So the short version of my question is, how are we supposed to encode loops in Haskell, in general? There is no tail optimization guarantee in Haskell, bang pattern
OK let's work from the ground up here.
You have a list of entries
entries = [(k,j) | j <- [0..jmax], k <- [0..kmax]]
And based on those indexes, you have tests and counts
tests m n = map (\(k,j) -> j + k == m + n - 3) entries
counts = map (\(_,j) -> if (rem j 3) == 0 then 2 else 1) entries
Now you want to build up two things: a "total" count, and the list of entries that "pass" the test. The problem, of course, is that you want to generate the latter lazily, while the former (to avoid exploding the stack) should be evaluated strictly.

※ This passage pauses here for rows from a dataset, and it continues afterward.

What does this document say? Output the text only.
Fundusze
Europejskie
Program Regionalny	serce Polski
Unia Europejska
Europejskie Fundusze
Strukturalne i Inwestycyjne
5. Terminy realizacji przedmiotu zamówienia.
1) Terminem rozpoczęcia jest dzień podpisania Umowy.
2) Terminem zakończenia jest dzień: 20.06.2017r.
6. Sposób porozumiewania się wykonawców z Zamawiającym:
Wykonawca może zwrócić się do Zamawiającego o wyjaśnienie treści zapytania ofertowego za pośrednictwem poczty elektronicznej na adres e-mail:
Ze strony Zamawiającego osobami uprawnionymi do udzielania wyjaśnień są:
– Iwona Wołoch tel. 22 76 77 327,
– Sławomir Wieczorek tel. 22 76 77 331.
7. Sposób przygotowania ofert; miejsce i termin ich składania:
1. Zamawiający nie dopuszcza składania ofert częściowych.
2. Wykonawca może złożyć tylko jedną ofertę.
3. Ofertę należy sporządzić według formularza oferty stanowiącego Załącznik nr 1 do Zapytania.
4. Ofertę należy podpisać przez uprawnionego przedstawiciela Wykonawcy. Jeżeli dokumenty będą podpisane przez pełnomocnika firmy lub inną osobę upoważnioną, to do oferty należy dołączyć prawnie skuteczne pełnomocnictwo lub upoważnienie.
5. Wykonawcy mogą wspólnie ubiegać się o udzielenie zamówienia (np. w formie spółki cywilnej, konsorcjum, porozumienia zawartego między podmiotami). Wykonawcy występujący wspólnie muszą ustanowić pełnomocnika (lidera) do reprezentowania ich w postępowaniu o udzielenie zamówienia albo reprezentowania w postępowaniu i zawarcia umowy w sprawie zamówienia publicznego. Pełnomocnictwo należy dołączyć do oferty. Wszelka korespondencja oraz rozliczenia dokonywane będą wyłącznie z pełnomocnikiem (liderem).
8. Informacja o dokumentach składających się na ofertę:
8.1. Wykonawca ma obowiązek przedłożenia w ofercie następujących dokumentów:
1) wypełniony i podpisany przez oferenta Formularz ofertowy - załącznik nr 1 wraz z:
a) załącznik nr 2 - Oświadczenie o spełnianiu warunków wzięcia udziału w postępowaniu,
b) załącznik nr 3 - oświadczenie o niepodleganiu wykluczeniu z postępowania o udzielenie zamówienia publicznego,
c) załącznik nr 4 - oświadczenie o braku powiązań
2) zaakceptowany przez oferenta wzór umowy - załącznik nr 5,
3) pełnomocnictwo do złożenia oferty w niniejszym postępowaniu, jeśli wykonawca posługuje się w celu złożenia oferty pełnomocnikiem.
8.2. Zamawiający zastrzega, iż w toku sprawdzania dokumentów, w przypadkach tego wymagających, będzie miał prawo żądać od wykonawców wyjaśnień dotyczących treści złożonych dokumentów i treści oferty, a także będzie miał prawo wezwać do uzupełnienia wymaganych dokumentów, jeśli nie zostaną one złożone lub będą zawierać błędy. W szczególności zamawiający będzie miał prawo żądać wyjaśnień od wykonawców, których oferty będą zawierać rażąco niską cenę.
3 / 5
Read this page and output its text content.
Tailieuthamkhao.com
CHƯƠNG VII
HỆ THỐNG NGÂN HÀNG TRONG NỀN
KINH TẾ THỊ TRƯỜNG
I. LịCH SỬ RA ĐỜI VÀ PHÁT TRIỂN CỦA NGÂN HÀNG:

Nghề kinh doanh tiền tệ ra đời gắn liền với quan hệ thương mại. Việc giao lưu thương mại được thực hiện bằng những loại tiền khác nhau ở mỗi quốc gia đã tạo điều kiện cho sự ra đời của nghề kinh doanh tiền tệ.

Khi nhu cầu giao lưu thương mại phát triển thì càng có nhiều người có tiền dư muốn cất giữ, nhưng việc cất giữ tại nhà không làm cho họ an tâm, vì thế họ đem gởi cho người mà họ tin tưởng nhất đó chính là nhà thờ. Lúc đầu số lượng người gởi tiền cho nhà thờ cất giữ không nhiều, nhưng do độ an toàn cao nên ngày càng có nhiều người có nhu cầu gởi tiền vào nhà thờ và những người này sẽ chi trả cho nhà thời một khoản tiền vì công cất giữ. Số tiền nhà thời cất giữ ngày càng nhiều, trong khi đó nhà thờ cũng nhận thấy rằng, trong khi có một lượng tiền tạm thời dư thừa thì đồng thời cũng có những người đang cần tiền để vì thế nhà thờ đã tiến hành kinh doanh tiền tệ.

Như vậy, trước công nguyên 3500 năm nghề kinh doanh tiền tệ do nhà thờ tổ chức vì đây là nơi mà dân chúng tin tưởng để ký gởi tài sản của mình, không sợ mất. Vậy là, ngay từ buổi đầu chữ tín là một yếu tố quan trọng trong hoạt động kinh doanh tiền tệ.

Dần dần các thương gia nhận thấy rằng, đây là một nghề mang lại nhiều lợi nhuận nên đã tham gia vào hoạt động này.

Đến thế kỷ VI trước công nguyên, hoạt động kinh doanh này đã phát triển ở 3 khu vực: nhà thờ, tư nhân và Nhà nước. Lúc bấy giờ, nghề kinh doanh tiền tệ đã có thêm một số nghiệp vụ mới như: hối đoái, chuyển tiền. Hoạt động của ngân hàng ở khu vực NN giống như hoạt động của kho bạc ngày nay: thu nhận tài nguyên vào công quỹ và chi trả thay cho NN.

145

If you evaluate these two things separately, then you must either 1) prevent sharing entries
(generate it twice, once for each calculation), or 2) keep the entire entries
list in memory. If you evaluate them together, then you must either 1) evaluate strictly, or 2) have a lot of stack space for the huge thunk created for the count. Option #2 for both cases is rather bad. Your imperative solution deals with this problem simply by evaluating simultaneously and strictly. For a solution in Haskell, you could take Option #1 for either the separate or the simultaneous evaluation. Or you could show us your "real" code and maybe we could help you find a way to rearrange your data dependencies; it may turn out you don't need the total count, or something like that.